Itten, peintre marqué par le mysticisme, met l’accent sur la perception et l’expression de l’individualité de chacun. À partir d’analyses structurelles de tableaux de maîtres anciens, il expose des principes généraux de construction d’une image, mais aussi l’importance du regard dans la création artistique. Il s’agit de voir au-delà des contours de l’objet que l’on souhaite représenter et d’exprimer au mieux ce que l’on en a perçu. Il est aidé dans son enseignement par Gertrud Grünow, une musicienne travaillant sur les relations et les correspondances entre sons, couleurs et mouvements. Dans son cours de théorie de l’harmonie, elle cherche à améliorer la concentration des participants et l’utilisation de chaque sens, par des exercices de rythme, d’équilibre, de danse et de musique. Moholy-Nagy, qui reprend le cours en 1923, l’axe sur la perception visuelle, l’utilisation des trois dimensions et la construction.
Vivre au Bauhaus
Les différences existant entre le même cours dirigé par un maître différent soulignent que le Bauhaus est également une histoire de personne. Le Bauhaus est un lieu physique où maîtres, apprentis et compagnons vivent ensemble, et où la transmission du savoir se fait autant dans les ateliers ou les salles de classe qu’au quotidien. La pratique artistique est permanente : l’organisation de l’une des nombreuses fêtes (fête blanche, fête des barbes, des nez et des cœurs, fête pour l’ouverture du Bauhaus de Dessau, fête pour la naturalisation de Kandinsky, carnaval, etc.), au son de l’orchestre de l’école, suppose la création par les étudiants et les maîtres de décors, de costumes, de prospectus, de cartons d’invitation, etc. Des couples se forment, entre étudiants, mais aussi entre professeurs et étudiants ; des mariages se nouent, comme celui du couple le plus emblématique du Bauhaus : Josef et Anni Albers ; des rumeurs de liaisons circulent ; et des enfants naissent hors mariage, qui seront élevés au sein de l’école.

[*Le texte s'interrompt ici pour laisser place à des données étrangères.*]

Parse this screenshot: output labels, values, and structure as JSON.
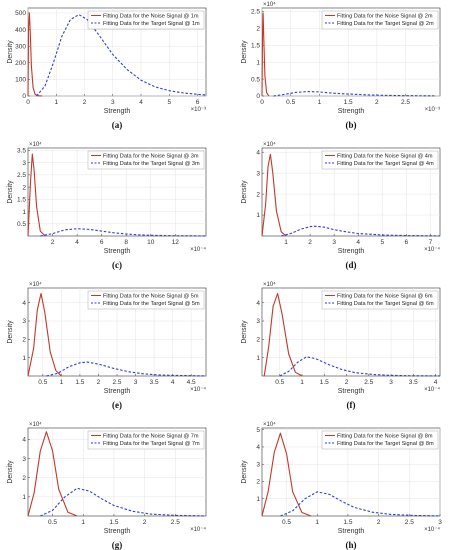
{
  "chart_data": [
    {
      "type": "line",
      "panel_label": "(a)",
      "ylabel": "Density",
      "xlabel": "Strength",
      "y_exponent": "",
      "x_exponent": "×10⁻³",
      "xlim": [
        0,
        6.3
      ],
      "ylim": [
        0,
        530
      ],
      "xticks": [
        0,
        1,
        2,
        3,
        4,
        5,
        6
      ],
      "xticklabels": [
        "0",
        "1",
        "2",
        "3",
        "4",
        "5",
        "6"
      ],
      "yticks": [
        0,
        100,
        200,
        300,
        400,
        500
      ],
      "yticklabels": [
        "0",
        "100",
        "200",
        "300",
        "400",
        "500"
      ],
      "series": [
        {
          "name": "Fitting Data for the Noise Signal @ 1m",
          "style": "solid",
          "color": "#c0392b",
          "x": [
            0,
            0.02,
            0.05,
            0.08,
            0.12,
            0.18,
            0.25,
            0.35,
            0.5
          ],
          "y": [
            0,
            420,
            500,
            380,
            180,
            50,
            10,
            2,
            0
          ]
        },
        {
          "name": "Fitting Data for the Target Signal @ 1m",
          "style": "dashed",
          "color": "#2c3fd6",
          "x": [
            0.3,
            0.6,
            0.9,
            1.2,
            1.5,
            1.8,
            2.1,
            2.5,
            3.0,
            3.5,
            4.0,
            4.5,
            5.0,
            5.5,
            6.0,
            6.3
          ],
          "y": [
            0,
            60,
            200,
            360,
            460,
            490,
            460,
            370,
            250,
            160,
            95,
            55,
            32,
            18,
            10,
            6
          ]
        }
      ]
    },
    {
      "type": "line",
      "panel_label": "(b)",
      "ylabel": "Density",
      "xlabel": "Strength",
      "y_exponent": "×10⁴",
      "x_exponent": "×10⁻³",
      "xlim": [
        0,
        3.1
      ],
      "ylim": [
        0,
        2.6
      ],
      "xticks": [
        0,
        0.5,
        1,
        1.5,
        2,
        2.5
      ],
      "xticklabels": [
        "0",
        "0.5",
        "1",
        "1.5",
        "2",
        "2.5"
      ],
      "yticks": [
        0,
        0.5,
        1,
        1.5,
        2,
        2.5
      ],
      "yticklabels": [
        "0",
        "0.5",
        "1",
        "1.5",
        "2",
        "2.5"
      ],
      "series": [
        {
          "name": "Fitting Data for the Noise Signal @ 2m",
          "style": "solid",
          "color": "#c0392b",
          "x": [
            0,
            0.01,
            0.02,
            0.03,
            0.05,
            0.08,
            0.12
          ],
          "y": [
            0,
            2.0,
            2.45,
            1.8,
            0.6,
            0.1,
            0
          ]
        },
        {
          "name": "Fitting Data for the Target Signal @ 2m",
          "style": "dashed",
          "color": "#2c3fd6",
          "x": [
            0.2,
            0.4,
            0.6,
            0.8,
            1.0,
            1.2,
            1.5,
            1.8,
            2.1,
            2.5,
            3.0
          ],
          "y": [
            0,
            0.05,
            0.11,
            0.13,
            0.12,
            0.09,
            0.06,
            0.035,
            0.02,
            0.01,
            0.005
          ]
        }
      ]
    },
    {
      "type": "line",
      "panel_label": "(c)",
      "ylabel": "Density",
      "xlabel": "Strength",
      "y_exponent": "×10⁴",
      "x_exponent": "×10⁻⁴",
      "xlim": [
        0,
        14.5
      ],
      "ylim": [
        0,
        3.6
      ],
      "xticks": [
        2,
        4,
        6,
        8,
        10,
        12
      ],
      "xticklabels": [
        "2",
        "4",
        "6",
        "8",
        "10",
        "12"
      ],
      "yticks": [
        0.5,
        1,
        1.5,
        2,
        2.5,
        3,
        3.5
      ],
      "yticklabels": [
        "0.5",
        "1",
        "1.5",
        "2",
        "2.5",
        "3",
        "3.5"
      ],
      "series": [
        {
          "name": "Fitting Data for the Noise Signal @ 3m",
          "style": "solid",
          "color": "#c0392b",
          "x": [
            0,
            0.2,
            0.35,
            0.5,
            0.7,
            1.0,
            1.4
          ],
          "y": [
            0,
            2.2,
            3.35,
            2.7,
            1.2,
            0.2,
            0
          ]
        },
        {
          "name": "Fitting Data for the Target Signal @ 3m",
          "style": "dashed",
          "color": "#2c3fd6",
          "x": [
            1,
            2,
            3,
            4,
            5,
            6,
            7,
            8,
            9,
            10,
            12,
            14.5
          ],
          "y": [
            0,
            0.1,
            0.25,
            0.3,
            0.27,
            0.2,
            0.13,
            0.08,
            0.05,
            0.03,
            0.01,
            0.004
          ]
        }
      ]
    },
    {
      "type": "line",
      "panel_label": "(d)",
      "ylabel": "Density",
      "xlabel": "Strength",
      "y_exponent": "×10⁴",
      "x_exponent": "×10⁻⁴",
      "xlim": [
        0,
        7.4
      ],
      "ylim": [
        0,
        4.2
      ],
      "xticks": [
        1,
        2,
        3,
        4,
        5,
        6,
        7
      ],
      "xticklabels": [
        "1",
        "2",
        "3",
        "4",
        "5",
        "6",
        "7"
      ],
      "yticks": [
        1,
        2,
        3,
        4
      ],
      "yticklabels": [
        "1",
        "2",
        "3",
        "4"
      ],
      "series": [
        {
          "name": "Fitting Data for the Noise Signal @ 4m",
          "style": "solid",
          "color": "#c0392b",
          "x": [
            0,
            0.15,
            0.25,
            0.35,
            0.45,
            0.6,
            0.8,
            1.0
          ],
          "y": [
            0,
            1.5,
            3.3,
            3.9,
            3.0,
            1.2,
            0.2,
            0
          ]
        },
        {
          "name": "Fitting Data for the Target Signal @ 4m",
          "style": "dashed",
          "color": "#2c3fd6",
          "x": [
            0.8,
            1.2,
            1.6,
            2.0,
            2.2,
            2.6,
            3.0,
            3.5,
            4.0,
            5.0,
            6.0,
            7.4
          ],
          "y": [
            0,
            0.12,
            0.32,
            0.45,
            0.47,
            0.42,
            0.3,
            0.2,
            0.12,
            0.05,
            0.02,
            0.005
          ]
        }
      ]
    },
    {
      "type": "line",
      "panel_label": "(e)",
      "ylabel": "Density",
      "xlabel": "Strength",
      "y_exponent": "×10⁴",
      "x_exponent": "×10⁻⁴",
      "xlim": [
        0.1,
        4.9
      ],
      "ylim": [
        0,
        4.8
      ],
      "xticks": [
        0.5,
        1,
        1.5,
        2,
        2.5,
        3,
        3.5,
        4,
        4.5
      ],
      "xticklabels": [
        "0.5",
        "1",
        "1.5",
        "2",
        "2.5",
        "3",
        "3.5",
        "4",
        "4.5"
      ],
      "yticks": [
        1,
        2,
        3,
        4
      ],
      "yticklabels": [
        "1",
        "2",
        "3",
        "4"
      ],
      "series": [
        {
          "name": "Fitting Data for the Noise Signal @ 5m",
          "style": "solid",
          "color": "#c0392b",
          "x": [
            0.1,
            0.25,
            0.35,
            0.45,
            0.55,
            0.7,
            0.85,
            1.0
          ],
          "y": [
            0,
            1.5,
            3.6,
            4.5,
            3.5,
            1.3,
            0.3,
            0
          ]
        },
        {
          "name": "Fitting Data for the Target Signal @ 5m",
          "style": "dashed",
          "color": "#2c3fd6",
          "x": [
            0.6,
            0.9,
            1.2,
            1.5,
            1.7,
            2.0,
            2.4,
            2.8,
            3.2,
            3.6,
            4.0,
            4.9
          ],
          "y": [
            0,
            0.15,
            0.5,
            0.72,
            0.76,
            0.65,
            0.42,
            0.24,
            0.12,
            0.06,
            0.03,
            0.005
          ]
        }
      ]
    },
    {
      "type": "line",
      "panel_label": "(f)",
      "ylabel": "Density",
      "xlabel": "Strength",
      "y_exponent": "×10⁴",
      "x_exponent": "×10⁻⁴",
      "xlim": [
        0.1,
        4.1
      ],
      "ylim": [
        0,
        4.8
      ],
      "xticks": [
        0.5,
        1,
        1.5,
        2,
        2.5,
        3,
        3.5,
        4
      ],
      "xticklabels": [
        "0.5",
        "1",
        "1.5",
        "2",
        "2.5",
        "3",
        "3.5",
        "4"
      ],
      "yticks": [
        1,
        2,
        3,
        4
      ],
      "yticklabels": [
        "1",
        "2",
        "3",
        "4"
      ],
      "series": [
        {
          "name": "Fitting Data for the Noise Signal @ 6m",
          "style": "solid",
          "color": "#c0392b",
          "x": [
            0.15,
            0.25,
            0.35,
            0.45,
            0.55,
            0.7,
            0.85,
            1.0
          ],
          "y": [
            0,
            1.6,
            3.8,
            4.5,
            3.4,
            1.2,
            0.2,
            0
          ]
        },
        {
          "name": "Fitting Data for the Target Signal @ 6m",
          "style": "dashed",
          "color": "#2c3fd6",
          "x": [
            0.5,
            0.7,
            0.9,
            1.1,
            1.3,
            1.6,
            1.9,
            2.2,
            2.6,
            3.0,
            3.5,
            4.1
          ],
          "y": [
            0,
            0.25,
            0.75,
            1.05,
            0.95,
            0.62,
            0.35,
            0.18,
            0.08,
            0.03,
            0.01,
            0.003
          ]
        }
      ]
    },
    {
      "type": "line",
      "panel_label": "(g)",
      "ylabel": "Density",
      "xlabel": "Strength",
      "y_exponent": "×10⁴",
      "x_exponent": "×10⁻⁴",
      "xlim": [
        0.1,
        3.0
      ],
      "ylim": [
        0,
        4.6
      ],
      "xticks": [
        0.5,
        1,
        1.5,
        2,
        2.5
      ],
      "xticklabels": [
        "0.5",
        "1",
        "1.5",
        "2",
        "2.5"
      ],
      "yticks": [
        1,
        2,
        3,
        4
      ],
      "yticklabels": [
        "1",
        "2",
        "3",
        "4"
      ],
      "series": [
        {
          "name": "Fitting Data for the Noise Signal @ 7m",
          "style": "solid",
          "color": "#c0392b",
          "x": [
            0.1,
            0.2,
            0.3,
            0.4,
            0.5,
            0.6,
            0.75,
            0.9
          ],
          "y": [
            0,
            1.2,
            3.4,
            4.4,
            3.4,
            1.4,
            0.2,
            0
          ]
        },
        {
          "name": "Fitting Data for the Target Signal @ 7m",
          "style": "dashed",
          "color": "#2c3fd6",
          "x": [
            0.3,
            0.5,
            0.7,
            0.9,
            1.1,
            1.3,
            1.5,
            1.8,
            2.1,
            2.5,
            3.0
          ],
          "y": [
            0,
            0.3,
            1.0,
            1.45,
            1.3,
            0.9,
            0.55,
            0.25,
            0.1,
            0.03,
            0.005
          ]
        }
      ]
    },
    {
      "type": "line",
      "panel_label": "(h)",
      "ylabel": "Density",
      "xlabel": "Strength",
      "y_exponent": "×10⁴",
      "x_exponent": "×10⁻⁴",
      "xlim": [
        0.1,
        3.0
      ],
      "ylim": [
        0,
        5.1
      ],
      "xticks": [
        0.5,
        1,
        1.5,
        2,
        2.5,
        3
      ],
      "xticklabels": [
        "0.5",
        "1",
        "1.5",
        "2",
        "2.5",
        "3"
      ],
      "yticks": [
        1,
        2,
        3,
        4,
        5
      ],
      "yticklabels": [
        "1",
        "2",
        "3",
        "4",
        "5"
      ],
      "series": [
        {
          "name": "Fitting Data for the Noise Signal @ 8m",
          "style": "solid",
          "color": "#c0392b",
          "x": [
            0.1,
            0.2,
            0.3,
            0.4,
            0.5,
            0.6,
            0.75,
            0.9
          ],
          "y": [
            0,
            1.4,
            3.7,
            4.8,
            3.6,
            1.4,
            0.2,
            0
          ]
        },
        {
          "name": "Fitting Data for the Target Signal @ 8m",
          "style": "dashed",
          "color": "#2c3fd6",
          "x": [
            0.4,
            0.6,
            0.8,
            1.0,
            1.2,
            1.4,
            1.6,
            1.9,
            2.2,
            2.6,
            3.0
          ],
          "y": [
            0,
            0.3,
            1.0,
            1.4,
            1.25,
            0.85,
            0.5,
            0.22,
            0.09,
            0.03,
            0.005
          ]
        }
      ]
    }
  ]
}
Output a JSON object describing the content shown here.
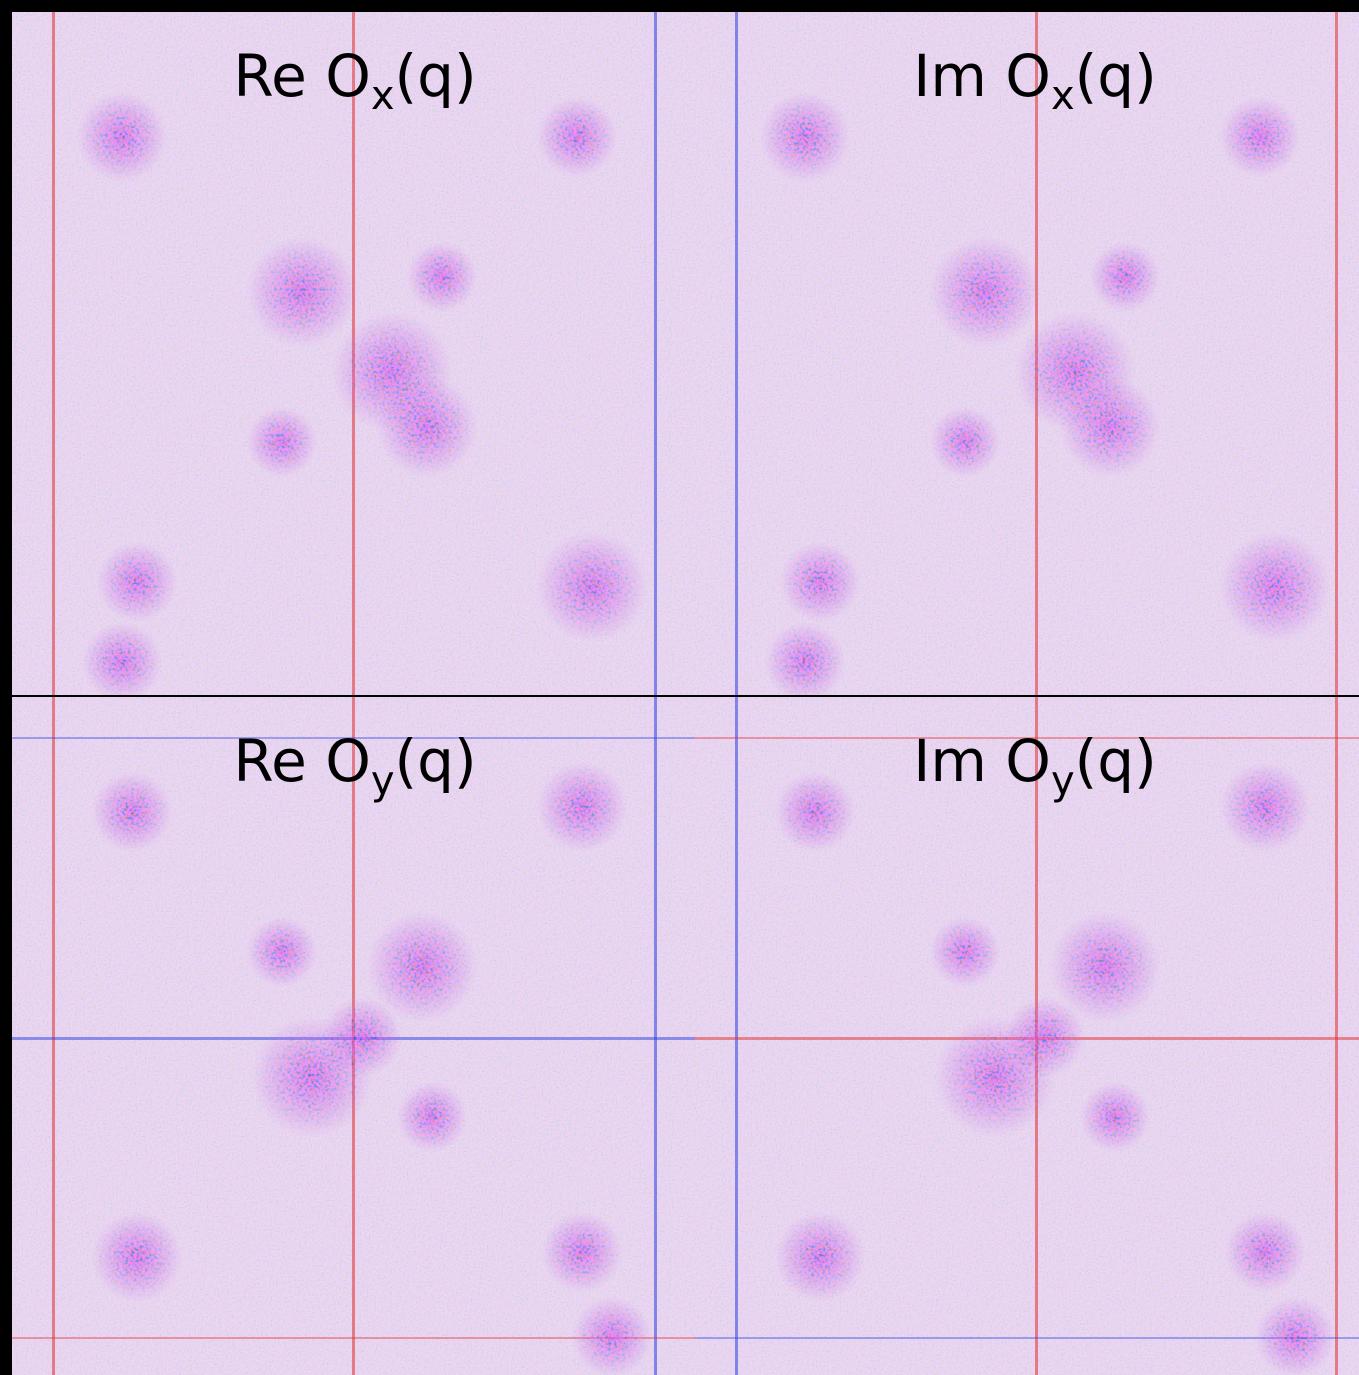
{
  "panels": [
    {
      "label": {
        "prefix": "Re O",
        "subscript": "x",
        "suffix": "(q)"
      }
    },
    {
      "label": {
        "prefix": "Im O",
        "subscript": "x",
        "suffix": "(q)"
      }
    },
    {
      "label": {
        "prefix": "Re O",
        "subscript": "y",
        "suffix": "(q)"
      }
    },
    {
      "label": {
        "prefix": "Im O",
        "subscript": "y",
        "suffix": "(q)"
      }
    }
  ]
}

Le Bauhaus est ainsi également une très belle utopie de vie en communauté, en essayant de faire fi de conditions matérielles très dures. Au lieu d’enseigner, Gropius passe une bonne partie de son temps à sillonner l’Allemagne pour donner des conférences, lucratives pour l’école mais également susceptibles d’y intéresser de généreux mécènes. Manque de temps pour se développer pleinement, incompréhension du public ou objectif irréalisable depuis le début, le Bauhaus n’arrivera en effet jamais à s’autofinancer par la vente de ses objets, dont la cible est mal définie. Sa dimension sociale est également difficile à saisir.
Si les sympathies marxistes de son deuxième directeur, Hannes Meyer, l’orientent inévitablement, Gropius et Ludwig Mies van der Rohe cherchent quant à eux à garder l’école apolitique, refusant catégoriquement l’appellation de « cathédrale du socialisme ». La construction de lotissements bon marché et la création de produits beaux et pratiques, destinés à être fabriqués industriellement afin d’être les plus accessibles possible, classent néanmoins le Bauhaus du côté du progressisme social.